In its order, the ACJM court, Alipore, rejected the defence counsel’s prayer for bail and held that Section 47 of the BNSS, which mandates the police to inform the arrested person of the grounds of arrest and right to bail, has been “duly complied” with.
“It transpires from the prayer of the prosecution that PC is required for the purpose of pending investigations and so more fully described in the forwarding report of the IO. On perusal of the CD (case diary), I do find incriminating materials available against all the accused persons,” the judge stated in his order.
“All these aspects seem to this Court to be much of the essence and importance so far as investigation of this case is concerned, but the case itself is very grave and heinous to say the least.
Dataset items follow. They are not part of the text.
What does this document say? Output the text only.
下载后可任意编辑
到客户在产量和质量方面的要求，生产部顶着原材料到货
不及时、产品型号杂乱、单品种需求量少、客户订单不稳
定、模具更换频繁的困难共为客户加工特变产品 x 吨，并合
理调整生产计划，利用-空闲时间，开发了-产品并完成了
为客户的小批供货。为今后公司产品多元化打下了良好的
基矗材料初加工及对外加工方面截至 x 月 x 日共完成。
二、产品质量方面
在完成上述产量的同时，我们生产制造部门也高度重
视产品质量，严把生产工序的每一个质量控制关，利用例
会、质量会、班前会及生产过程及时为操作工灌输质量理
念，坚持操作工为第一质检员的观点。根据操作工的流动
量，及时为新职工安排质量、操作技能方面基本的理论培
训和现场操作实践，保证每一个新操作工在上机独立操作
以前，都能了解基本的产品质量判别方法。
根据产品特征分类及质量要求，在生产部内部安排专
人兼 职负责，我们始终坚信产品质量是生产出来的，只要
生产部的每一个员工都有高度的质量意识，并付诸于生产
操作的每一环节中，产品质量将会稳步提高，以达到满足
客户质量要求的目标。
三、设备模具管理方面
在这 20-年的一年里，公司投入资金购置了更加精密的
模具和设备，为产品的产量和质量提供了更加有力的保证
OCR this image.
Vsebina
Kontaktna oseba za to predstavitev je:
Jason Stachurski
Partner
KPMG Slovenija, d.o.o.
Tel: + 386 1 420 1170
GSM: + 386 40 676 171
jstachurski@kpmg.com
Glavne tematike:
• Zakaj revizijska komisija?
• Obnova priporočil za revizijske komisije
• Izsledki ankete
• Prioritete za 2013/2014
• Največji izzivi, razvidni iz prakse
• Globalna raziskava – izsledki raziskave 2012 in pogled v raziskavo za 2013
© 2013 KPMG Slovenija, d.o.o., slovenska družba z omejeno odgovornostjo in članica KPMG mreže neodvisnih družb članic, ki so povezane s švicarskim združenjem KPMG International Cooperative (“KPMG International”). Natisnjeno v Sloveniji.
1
The purpose of the investigation of this case can be well served if the police custody of the present accused persons is granted by this court as prayed for,” the order goes on to add.
The shocking on-campus rape was alleged by a first-year student at the law college in south Kolkata’s Kasba area where she named Mishra as the principal perpetrator of the crime and both Mukhopadhyay and Ahmed as accomplices.
While the crime allegedly took place between 7.30 pm and 10.50 pm on June 25, the three accused were arrested on the intervening night of June 26 and 27. They were subsequently produced in Alipore court and remanded in police custody on June 27.
A day later, the on-duty security guard of the campus during the time of the alleged crime, was also booked and remanded in custody.
All accused have since been produced before the court thrice for extension of police remand and their subsequent judicial custody. The Kolkata Police prayed for the maximum term of custody for all the accused after they had served two back-to-back judicial remands of 28 days.